Repetition is also analogous with the use of mantras to quiet the mind and direct us inward, potentially towards deeper states of consciousness. The paintings hold the space between me and the viewer; between energy and its potential for transmutation. Words, thoughts, memories and emotions have their limitations and can be influenced by our agendas, but there is a pure and unequivocal truth, an authenticity about energy that is absolute.

Lesley Raeside graduated from Glasgow School of Art, in her native Scotland, with a degree in Graphic Design. She began painting shortly after in a collective studio in the city’s east end and eventually became one of three founding members of Transmission, an artist-run gallery in Glasgow. She curated exhibitions and showed her own work, her first paintings, at Transmission. A decade after graduating as a design student, she won a scholarship to Skowhegan School of Painting and Sculpture in Maine. She moved to New York City afterward, to a studio on the Lower East Side, part of Empire State College’s Studio in New York City program. Her first solo exhibition, Four Paintings took place in 2019 at the National Exemplar Gallery in New York, and a second, Meditations, at the gallery’s Iowa location the following year.
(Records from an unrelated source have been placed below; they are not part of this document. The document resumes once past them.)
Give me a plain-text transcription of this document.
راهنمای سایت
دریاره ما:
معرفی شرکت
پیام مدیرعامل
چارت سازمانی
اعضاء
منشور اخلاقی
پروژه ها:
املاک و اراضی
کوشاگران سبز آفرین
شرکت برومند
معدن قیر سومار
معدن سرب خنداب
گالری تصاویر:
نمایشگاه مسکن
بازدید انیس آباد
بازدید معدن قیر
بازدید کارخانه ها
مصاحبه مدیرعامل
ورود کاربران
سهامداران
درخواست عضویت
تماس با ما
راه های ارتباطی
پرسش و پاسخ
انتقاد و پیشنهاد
This is her second exhibition with 57W57Arts in New York City - the first, Muted Geometry, took place in 2023.


 PROJECT SPACE

LESLEY RAESIDE | Muted Geometry: Paintings 2008-2020

March 5 - April 7, 2023

VIEW EXHIBITION



"I paint on small boards prepared with smooth, chalk-like surfaces that soak up layers of densely pigmented color. The white ground persists despite the opacity of the paint and allows a sense of light to come through. The finished surface is important to me and tends to be absent of brushstrokes or gestures of any kind. I work slowly, often on the same group of paintings for many months.

My paintings are intuitive but they are also procedural. Usually there's a single, abstract, geometric shape in the foreground, sometimes appearing in the same position in painting after painting. The repetition of the form prioritizes the elements of color and light, surface and space. It also affords me the freedom to focus on other areas that interest me more, such as the building up of color until the painting has the kind of depth, emotionally and energetically, that I want to convey. I tend to work on several paintings at the same time, often using the same range of colors in each.
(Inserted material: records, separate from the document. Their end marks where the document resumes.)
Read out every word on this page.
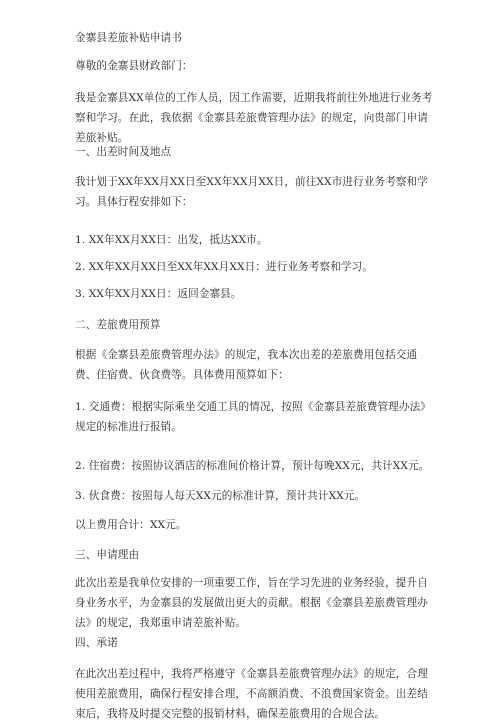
金寨县差旅补贴申请书
尊敬的金寨县财政部门：
我是金寨县XX单位的工作人员，因工作需要，近期我将前往外地进行业务考察和学习。在此，我依据《金寨县差旅费管理办法》的规定，向贵部门申请差旅补贴。
一、出差时间及地点
我计划于XX年XX月XX日至XX年XX月XX日，前往XX市进行业务考察和学习。具体行程安排如下：
1. XX年XX月XX日：出发，抵达XX市。
2. XX年XX月XX日至XX年XX月XX日：进行业务考察和学习。
3. XX年XX月XX日：返回金寨县。
二、差旅费用预算
根据《金寨县差旅费管理办法》的规定，我本次出差的差旅费用包括交通费、住宿费、伙食费等。具体费用预算如下：
1. 交通费：根据实际乘坐交通工具的情况，按照《金寨县差旅费管理办法》规定的标准进行报销。
2. 住宿费：按照协议酒店的标准间价格计算，预计每晚XX元，共计XX元。
3. 伙食费：按照每人每天XX元的标准计算，预计共计XX元。
以上费用合计：XX元。
三、申请理由
此次出差是我单位安排的一项重要工作，旨在学习先进的业务经验，提升自身业务水平，为金寨县的发展做出更大的贡献。根据《金寨县差旅费管理办法》的规定，我郑重申请差旅补贴。
四、承诺
在此次出差过程中，我将严格遵守《金寨县差旅费管理办法》的规定，合理使用差旅费用，确保行程安排合理，不高额消费、不浪费国家资金。出差结束后，我将及时提交完整的报销材料，确保差旅费用的合规合法。
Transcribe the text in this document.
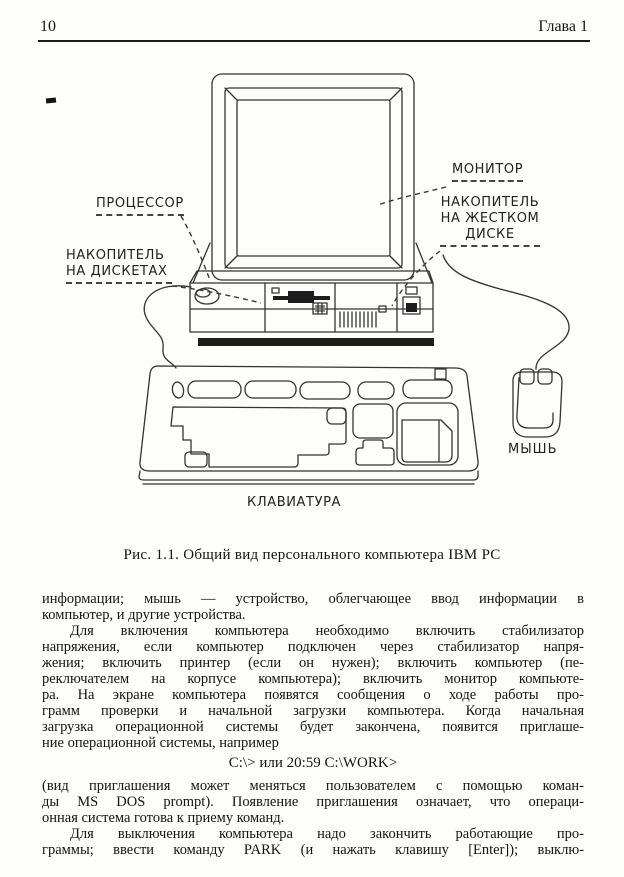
10	Глава 1
ПРОЦЕССОР
НАКОПИТЕЛЬ
НА ДИСКЕТАХ
МОНИТОР
НАКОПИТЕЛЬ
НА ЖЕСТКОМ
ДИСКЕ
МЫШЬ
КЛАВИАТУРА
Рис. 1.1. Общий вид персонального компьютера IBM PC
информации; мышь — устройство, облегчающее ввод информации в
компьютер, и другие устройства.
Для включения компьютера необходимо включить стабилизатор
напряжения, если компьютер подключен через стабилизатор напря-
жения; включить принтер (если он нужен); включить компьютер (пе-
реключателем на корпусе компьютера); включить монитор компьюте-
ра. На экране компьютера появятся сообщения о ходе работы про-
грамм проверки и начальной загрузки компьютера. Когда начальная
загрузка операционной системы будет закончена, появится приглаше-
ние операционной системы, например
C:\> или 20:59 C:\WORK>
(вид приглашения может меняться пользователем с помощью коман-
ды MS DOS prompt). Появление приглашения означает, что операци-
онная система готова к приему команд.
Для выключения компьютера надо закончить работающие про-
граммы; ввести команду PARK (и нажать клавишу [Enter]); выклю-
This kind of repetitive action is important in a practical sense but it is also important conceptually. Repetition is analogous with the use of mantras to help quiet the endless, habitual fluctuations of thought and direct us inward, potentially towards deeper states of energy and consciousness. My paintings are about connecting with this energy, this potential, this light. They hold the space between me (the painter), and the viewer and become quiet places for the mind, and the eye to rest.

The above describes the challenge and the process. The reward is experiencing how a painting can change the way you feel when you stand in front of it." -LR

Lesley Raeside graduated from Glasgow School of Art with a degree in Graphic Design. Shortly after, she was instrumental in starting the artist run gallery Transmission in Glasgow's East End. This inspired her to start painting and within a few years she built up a portfolio of work which brought her to the United States in 1990. She was supported by travel bursaries from the Scottish Arts Council, Scottish Trade Union Congress and a generous scholarship to attend the Skowhegan School of Painting and Sculpture. She moved to New York City in the autumn of 1990, directly after that summer in Skowhegan. She had a studio on the Lower East Side for a year under the auspices of the State University of New York’s Studio Semester in New York City program.

Holly Block included her sewn muslin work in a group show, Scratching the Surface, at Art in General in 1997. Paola Morsiani curated a group exhibition which included one of her large paintings on muslin with smaller sewn work for PS122 Gallery in 1998. The exhibition was entitled Unbroken and it traveled to Art and Idea in Mexico City. Max Henry included her paintings in the show Anatomy/Intellect for Stefanelli Exhibition space in New York and Elyse Goldberg included her in the exhibition Souvenirs/Documents: 20 Years of PS122 Gallery in 1999.

In February of 2019, she had her first solo exhibition at the National Exemplar Gallery in New York entitled Lesley Raeside: 4 Paintings 1999-2018 and another solo exhibition Lesley Raeside : Meditations at The National Exemplar’s location in Iowa City in the spring of 2020.

Sue and Al Ravitz included a painting in the Small Paintings Show at 57W57Arts in 2023, and an exhibition of her paintings in their gallery’s Project Space opens on March 5th of 2023.